Par Rédaction Bonaberi.com

Deux ans après le très controversé Négrologie : Pourquoi l’Afrique se meurt, Stephen Smith, journaliste au journal Le Monde, puis à Libération, revient, accompagné cette fois-ci d’Antoine Glaser, avec un nouvel essai sur l’Afrique.

Même si l’on connaît déjà le style Smith, un tantinet provocateur et ses prévisions souvent très pessimistes sur le devenir du continent, force sera de constater que son nouvel essai, Comment la France a perdu l’Afrique, est une analyse qui mérite d’être découverte et peut s’avérer intéressante suivant la perspective, car riche (et rien qu'en cela) de quelques faits historiques sur l’évolution de la relation de la France - Afrique.


Dès le départ, Smith et Glaser poseront les bases ostensibles du déclin - ou plutôt de la modification du rapport de force - des relations entre la France et ses anciennes colonies en faisant état des évènements qui ont « secoué » la Côte-d’ivoire, en Novembre 2002 (des patriotes du président Gbagbo avaient attaqué et tiré sur l’armée française). Il est pour eux clair que ces évènements (et la crise ivoirienne en général) avaient, aux yeux du grand public, sonné le glas d’une relation France Afrique, chancelante et courant à sa « fin » depuis la fin de la guerre froide et la chute du mur de Berlin.

C’est ce retour aux sources, historiques, sur la manière dont a évolué la relation France Afrique que Smith et Glaser développeront, dans la première partie du livre, peut-être la plus intéressante, car riche de quelques « anecdotes », qui nous rappellent - même si ce n’était pas forcément le but ultime des auteurs -, à quel point la « mission civilisatrice » française, et occidentale en général, fût une vaste escroquerie pour les africains, quoi que leur propos restera quand même assez nuancé à ce sujet.




Dans l'introduction, Smith et Glaser déclareront : « la Françafrique est morte, non pas terrassée par la vertu citoyenne, bien tardive à se manifester, mais de ses hésitations, de son incapacité à s’adapter à l’Afrique et au monde, qui ont profondément changé.» Puis ils s’attèlleront, par la suite, dans la partie intitulée « l’ordre figé de la guerre froide 1945 - 1989 », à retracer le processus historique, les mutations de l’ordre politique international, qui ont scellé le déclin de l’impérialisme français en Afrique. Tout commencera avec la seconde guerre mondiale qui, selon eux, « à travers la lutte commune contre la dictature nazie, jettera les bases de la décolonisation.»
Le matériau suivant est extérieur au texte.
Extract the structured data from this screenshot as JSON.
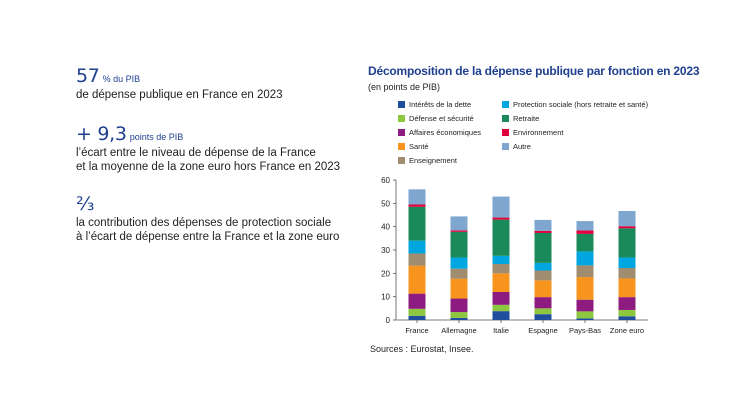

Puis, ils aborderont l’important sujet de l’aide africaine lors des deux guerres, en précisant que les africains ne furent pas toujours des engagés volontaires et que plus souvent que pas assez, on les y obligeait. Ils citeront à cet effet, l’écrivain Malien Bakari Kamian qui rappellait, dans son livre, Des tranchées de Verdun à l’Eglise Saint Bernard (1):

« toute la tragédie vécue par ces hommes à 98% analphabètes, parachutés sans transition de la brousse dans la civilisation de l’écriture et jetés en pâture à un ennemi dont le savoir, l’instruction et le développement matériel en font un des peuples pilotes du monde. », profitant au passage pour ressortir subrepticement les vieux clichés sur l’Afrique peuplée de sauvages et l’Europe, berceau de la civilisation, de la science et du savoir.
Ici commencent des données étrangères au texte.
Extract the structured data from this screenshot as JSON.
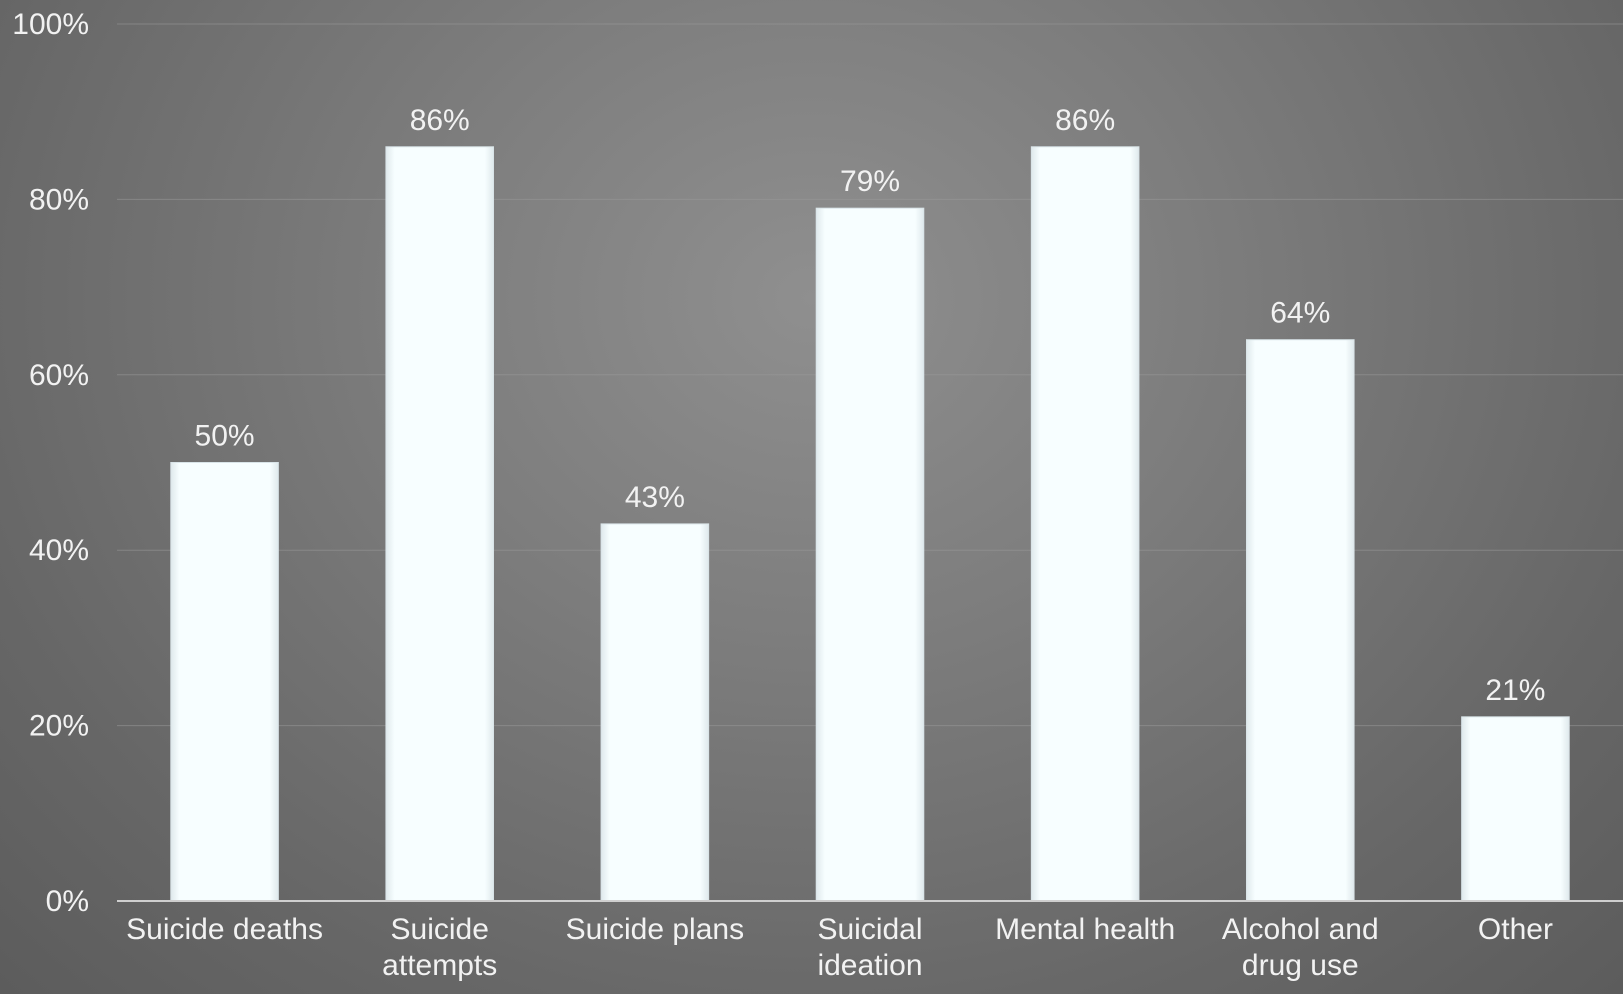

Ensuite, les auteurs feront un retour sur la transition qui s’est effectuée à travers le référendum du 28 Septembre 1958 de De Gaulle, pour que, au lieu d’indépendance réelle, l’Afrique se retrouve dans un système de coopération où la France conservera toutes ses entrées sur le continent et la main mise sur les institutions étatiques avec à la clé, des dirigeants africains à sa solde. Les auteurs rappelleront le « non » du guinéen Sékou Touré, le seul de toute l’Afrique francophone, qui avait déclaré au général De Gaulle :

« Il n’y a pas de dignité sans liberté : nous préférons la liberté dans la pauvreté que la richesse dans l’esclavage. ». Et De Gaulle, qui répondra : « L’indépendance est à la disposition de la Guinée (mais) la France en tirera les conséquences. » Par la suite, Sékou Touré et la Guinée seront victimes de la répression française.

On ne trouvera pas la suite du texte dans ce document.